RSA FirstWatch team shines a spotlight in the darker corners of the Internet to better understand online fraud and criminal trends. When possible, RSA FirstWatch members will use this space to share information about some of our findings.
In one of our daily malware reports, I noticed that the same malware filename was being downloaded from multiple IPs and multiple Domain Names. The malware itself had a pretty high detection rate on VirusTotal, and most identified the malware as Kryptik/Tepfir/Zbot/Kazy, all names for a Zbot variant.
I also noticed that each of the domains appeared to be dynamically generated with seven or eight random characters. I focused in on the domain name that was used the most. This is how it looked in the RSA Security Analytics Investigation module:
Notice the single domain name and the twenty-two destination IP addresses used over the span of 6 days? This is a strong indication of this botnet author using Fast Flux DNS to keep his botnet distribution up and active. And this same domain is no longer pointing to any addresses. The botnet author kept his domain registered for just a short period of time and then he disabled his DNS resolution.
In fact, a whois lookup shows that this domain was registered in Panama just 10 days before it was used in this fast-flux malware distribution botnet.

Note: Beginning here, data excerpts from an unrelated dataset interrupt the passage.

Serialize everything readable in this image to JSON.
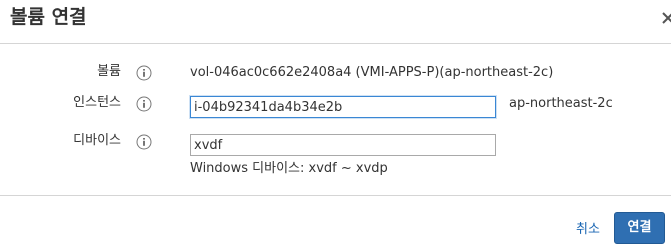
{
  "dialog": {
    "title": "볼륨 연결",
    "close_glyph": "×"
  },
  "form": {
    "volume": {
      "label": "볼륨",
      "value": "vol-046ac0c662e2408a4 (VMI-APPS-P)(ap-northeast-2c)"
    },
    "instance": {
      "label": "인스턴스",
      "value": "i-04b92341da4b34e2b",
      "zone": "ap-northeast-2c"
    },
    "device": {
      "label": "디바이스",
      "value": "xvdf",
      "hint": "Windows 디바이스: xvdf ~ xvdp"
    }
  },
  "footer": {
    "cancel_label": "취소",
    "connect_label": "연결"
  },
  "colors": {
    "primary_button": "#2f6fb2",
    "link": "#1a66b3",
    "focus_border": "#3a87d4"
  },
  "icons": {
    "info": "info-circle-icon",
    "close": "close-icon"
  }
}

There were many other domains that were also used to distribute the same malware family. Each domain is added to our malicious download domains feeds within RSA Security Analytics, but I wanted to see if there was a way I could pull out just the activity that was similar to this traffic. I noticed something very unusual about the server banners on the destination IP:
There were TWO server banners. Something else unusual was the fact that there was no User-Agent string, and no client whatsoever involved in the download request:
So to detect this traffic I made a custom query to go backwards in time in our malware sandbox. This query eventually also became a rule to detect this traffic going forward:
I named it Kryptik Fast Flux Domain Download and defined it as server=apache && server begins nginx && client !exists
When I went back in history to see what other domains were behaving in a similar fashion, I saw these results:
Notice how all of these names look dynamically generated? As it turns out, each domain registered as a .com top level domain were each registered privately in Panama. Likewise, the .RU,and the .US TLDs were also registered privately at a single registrar.
In summary, we seem to be seeing a single botnet author, using the same distribution tools, allowing segments of his botnet to become active for short periods of time to distribute malware. This may represent a pay-per-use activity of the Kryptik/Zbot malware, or perhaps the botnet author is just trying to be careful. Regardless, now you can detect this activity too.
Finally, I wanted a trend report on this activity, so I created one in the alerting (Informer) module and have attached it to this post.